Sus trabajos científicos aparecieron en revistas de ámbito local, principalmente en El Álbum y El Semanario Murciano. Muchos de ellos fueron artículos de divulgación en los que pretendía dar a conocer las riquezas biológicas y geológicas de la Región Murciana. Así, escribió artículos sobre asuntos entomológicos y ornitológicos en relación con la agricultura, tradujo del francés otros sobre sericicultura que tenían la finalidad de divulgar entre los huertanos diversas técnicas microscópicas para localizar las enfermedades de los gusanos, publicó trabajos sobre la utilidad de usar abonos químicos nitrogenados y no sólo los procedentes de los detritos urbanos, escribió sobre la mineralogía, las aves y la paleontología de la provincia de Murcia, etc.
Desde el punto de vista científico era partidario de las tesis catastrofistas y, por tanto, defensor de las teorías de Cuvier (1769-1832), que defendía con las pruebas basadas en los fósiles que él había encontrado en varias comarcas murcianas, como los que constan en su trabajo aparecido en El Álbum en 1877: “Animales fósiles y perdidos. Memoria sobre los encontrados en nuestra provincia, con espresión (sic) de los terrenos y masas minerales”.

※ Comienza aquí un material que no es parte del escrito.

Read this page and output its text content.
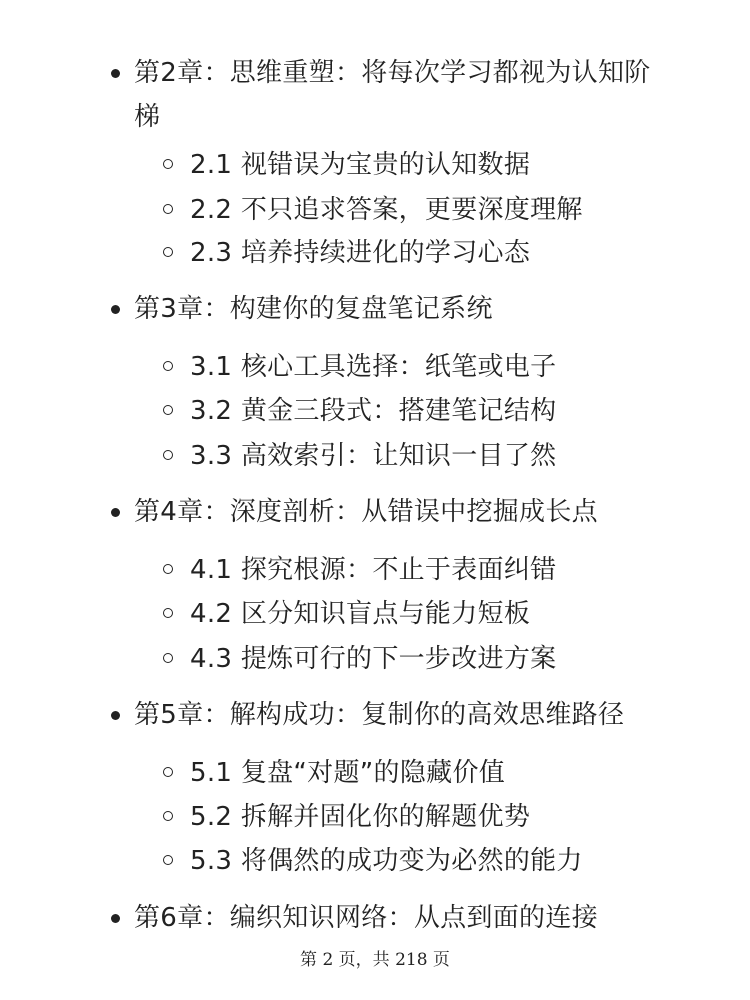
第2章：思维重塑：将每次学习都视为认知阶梯
2.1 视错误为宝贵的认知数据
2.2 不只追求答案，更要深度理解
2.3 培养持续进化的学习心态
第3章：构建你的复盘笔记系统
3.1 核心工具选择：纸笔或电子
3.2 黄金三段式：搭建笔记结构
3.3 高效索引：让知识一目了然
第4章：深度剖析：从错误中挖掘成长点
4.1 探究根源：不止于表面纠错
4.2 区分知识盲点与能力短板
4.3 提炼可行的下一步改进方案
第5章：解构成功：复制你的高效思维路径
5.1 复盘“对题”的隐藏价值
5.2 拆解并固化你的解题优势
5.3 将偶然的成功变为必然的能力
第6章：编织知识网络：从点到面的连接
第 2 页，共 218 页
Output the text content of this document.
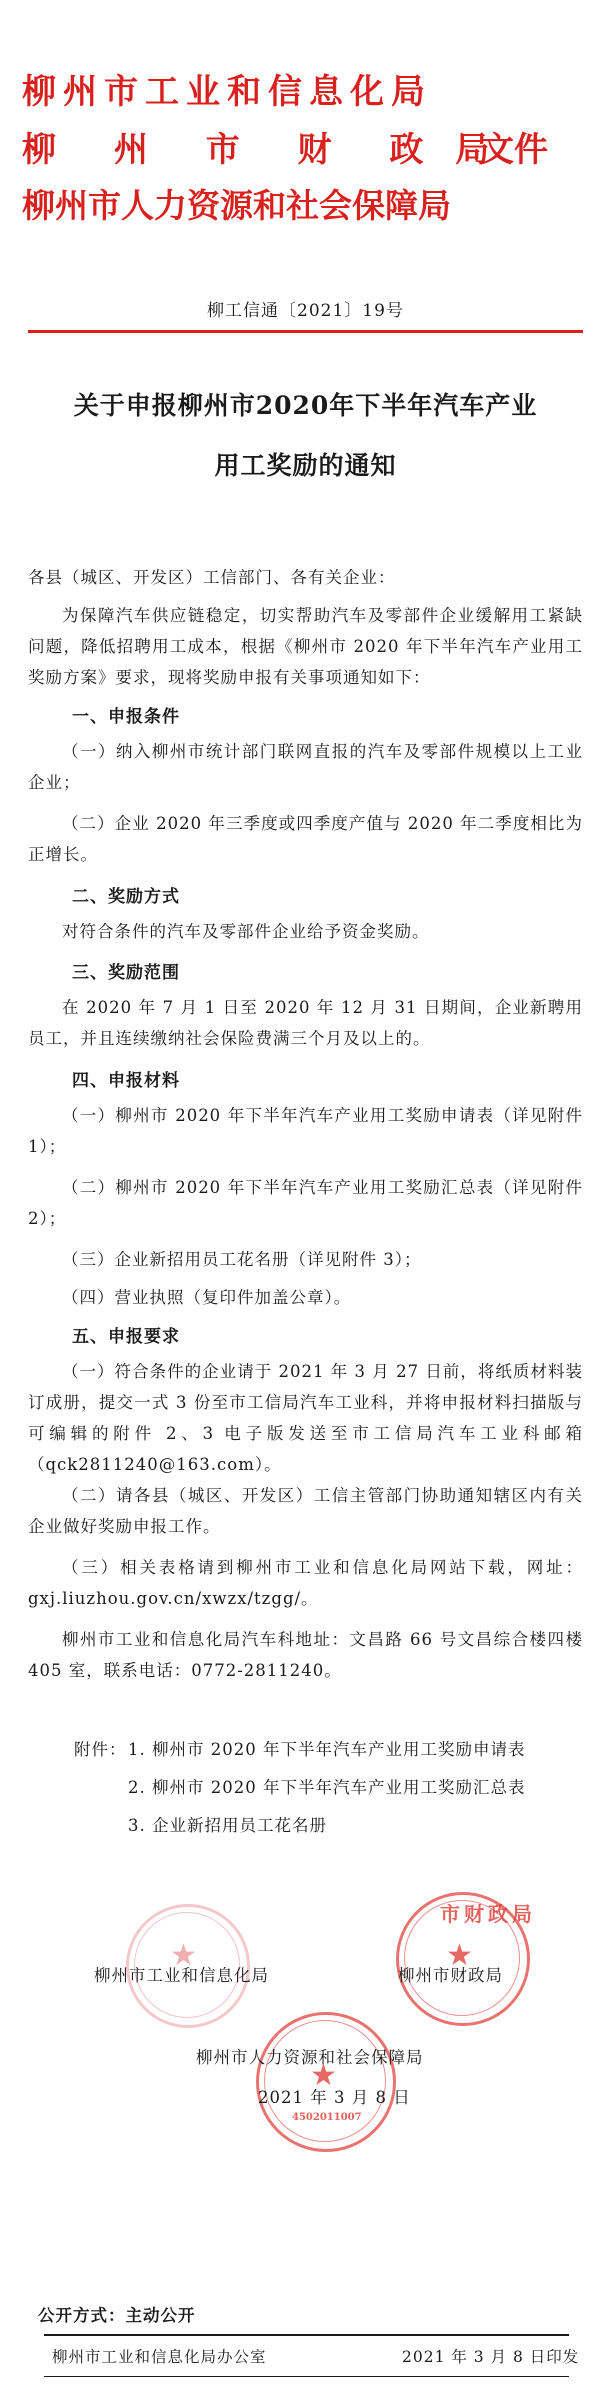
柳州市工业和信息化局
柳 州 市 财 政 局
文件
柳州市人力资源和社会保障局
柳工信通〔2021〕19号
关于申报柳州市2020年下半年汽车产业
用工奖励的通知
各县（城区、开发区）工信部门、各有关企业：
为保障汽车供应链稳定，切实帮助汽车及零部件企业缓解用工紧缺问题，降低招聘用工成本，根据《柳州市 2020 年下半年汽车产业用工奖励方案》要求，现将奖励申报有关事项通知如下：
一、申报条件
（一）纳入柳州市统计部门联网直报的汽车及零部件规模以上工业企业；
（二）企业 2020 年三季度或四季度产值与 2020 年二季度相比为正增长。
二、奖励方式
对符合条件的汽车及零部件企业给予资金奖励。
三、奖励范围
在 2020 年 7 月 1 日至 2020 年 12 月 31 日期间，企业新聘用员工，并且连续缴纳社会保险费满三个月及以上的。
四、申报材料
（一）柳州市 2020 年下半年汽车产业用工奖励申请表（详见附件 1）；
（二）柳州市 2020 年下半年汽车产业用工奖励汇总表（详见附件 2）；
（三）企业新招用员工花名册（详见附件 3）；
（四）营业执照（复印件加盖公章）。
五、申报要求
（一）符合条件的企业请于 2021 年 3 月 27 日前，将纸质材料装订成册，提交一式 3 份至市工信局汽车工业科，并将申报材料扫描版与可编辑的附件 2、3 电子版发送至市工信局汽车工业科邮箱（qck2811240@163.com）。
（二）请各县（城区、开发区）工信主管部门协助通知辖区内有关企业做好奖励申报工作。
（三）相关表格请到柳州市工业和信息化局网站下载，网址：gxj.liuzhou.gov.cn/xwzx/tzgg/。
柳州市工业和信息化局汽车科地址：文昌路 66 号文昌综合楼四楼 405 室，联系电话：0772-2811240。
附件： 1. 柳州市 2020 年下半年汽车产业用工奖励申请表
2. 柳州市 2020 年下半年汽车产业用工奖励汇总表
3. 企业新招用员工花名册
★
市财政局
★
★
4502011007
柳州市工业和信息化局	柳州市财政局
柳州市人力资源和社会保障局
2021 年 3 月 8 日
公开方式：主动公开
柳州市工业和信息化局办公室	2021 年 3 月 8 日印发
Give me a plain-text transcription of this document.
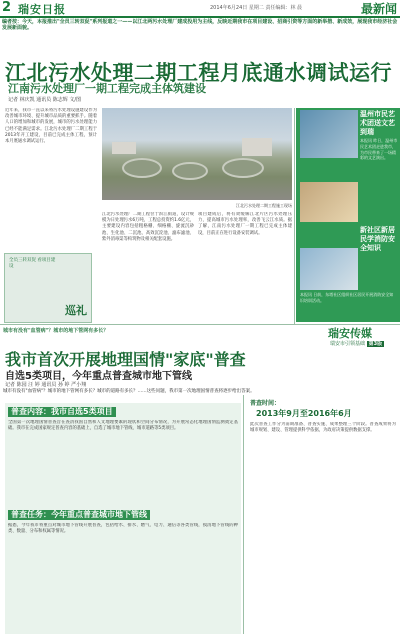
2 瑞安日报	2014年6月24日 星期二 责任编辑：林 晨	最新闻
编者按：今天，本报推出"全员三转双促"系列报道之一——以江北两污水处理厂建成投用为主线，反映近期我市在项目建设、招商引资等方面的新举措、新成效，展现我市经济社会发展新面貌。
江北污水处理二期工程月底通水调试运行
江南污水处理厂一期工程完成主体筑建设
记者 林庆凯 通讯员 陈志辉 文/图
近年来，我市一直以来将污水处理设施建设作为改善城市环境、提升城市品质的重要抓手。随着人口的增加和城市的发展，城市的污水处理能力已经不能满足需求。江北污水处理厂二期工程于2013年开工建设，目前已完成主体工程，预计本月底通水调试运行。
江北污水处理二期工程施工现场
江北污水处理厂二期工程位于滨江街道，设计规模为日处理污水6万吨，工程总投资约1.6亿元，主要建设内容包括粗格栅、细格栅、旋流沉砂池、生化池、二沉池、高效沉淀池、滤布滤池、紫外消毒渠等构筑物及相关配套设施。
项目建成后，将有效缓解江北片区污水处理压力，提高城市污水处理率，改善飞云江水质。据了解，江南污水处理厂一期工程已完成主体建设，目前正在进行设备安装调试。
全员三转双促 看项目建设
巡礼
温州市民艺术团送文艺到瑞
本报讯 昨日，温州市民艺术团走进我市，为市民带来了一场精彩的文艺演出。
新社区新居民学消防安全知识
本报讯 日前，东塔社区组织社区居民开展消防安全知识培训活动。
城市有没有"血管病"？城市的地下管网有多长？	瑞安传媒
瑞安市引领基础 第3版
我市首次开展地理国情"家底"普查
自选5类项目，今年重点普查城市地下管线
记者 陈园 汪 婷 通讯员 孙 婷 严小翔
城市有没有"血管病"？城市的地下管网有多长？城市的道路有多长？……这些问题，我市第一次地理国情普查将逐步给出答案。
普查内容：我市自选5类项目
全国第一次地理国情普查旨在查清我国自然和人文地理要素的现状和空间分布情况，为开展常态化地理国情监测奠定基础。我市在完成国家规定普查内容的基础上，自选了城市地下管线、城市道路等5类项目。
普查任务：今年重点普查城市地下管线
据悉，今年我市将重点对城市地下管线开展普查，包括给水、排水、燃气、电力、通信等各类管线，摸清地下管线的种类、数量、分布和权属等情况。
普查时间：
2013年9月至2016年6月
此次普查工作分为前期准备、普查实施、成果整理三个阶段。普查成果将为城市规划、建设、管理提供科学依据，为政府决策提供数据支撑。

Martínez Cañada fue el primer científico que trató las ideas evolucionistas en Murcia, bien es cierto que luchó para que no se aceptasen. Desde el ámbito biológico se mostró contrario, de una manera bastante radical, al transformismo (evolucionismo) de Darwin, al que criticaba con argumentos religiosos y se opuso duramente a los asuntos que implicaban la comparación del hombre con los simios y a nuestra posible procedencia animal. Así, en la revista El Álbum, en un artículo titulado “Origen de la Anatomía animal y utilidad de la taxidermia”, que apareció en 1876 y que es la primera referencia al evolucionismo en la provincia de Murcia, dice de los transformistas: “… luego deduciremos de sus teorías que para pasar del estado de bestia al del ser racional, habremos sufrido tantas metamorfosis como experimentan las ranas, las salamandras y las orugas, pasando por una escala que debemos llamar de perfección, cuyo primitivo estado habrá sido el Gibon, después el Orangután, más tarde el Chimpancé, andando el tiempo el Gorila y últimamente el hombre.”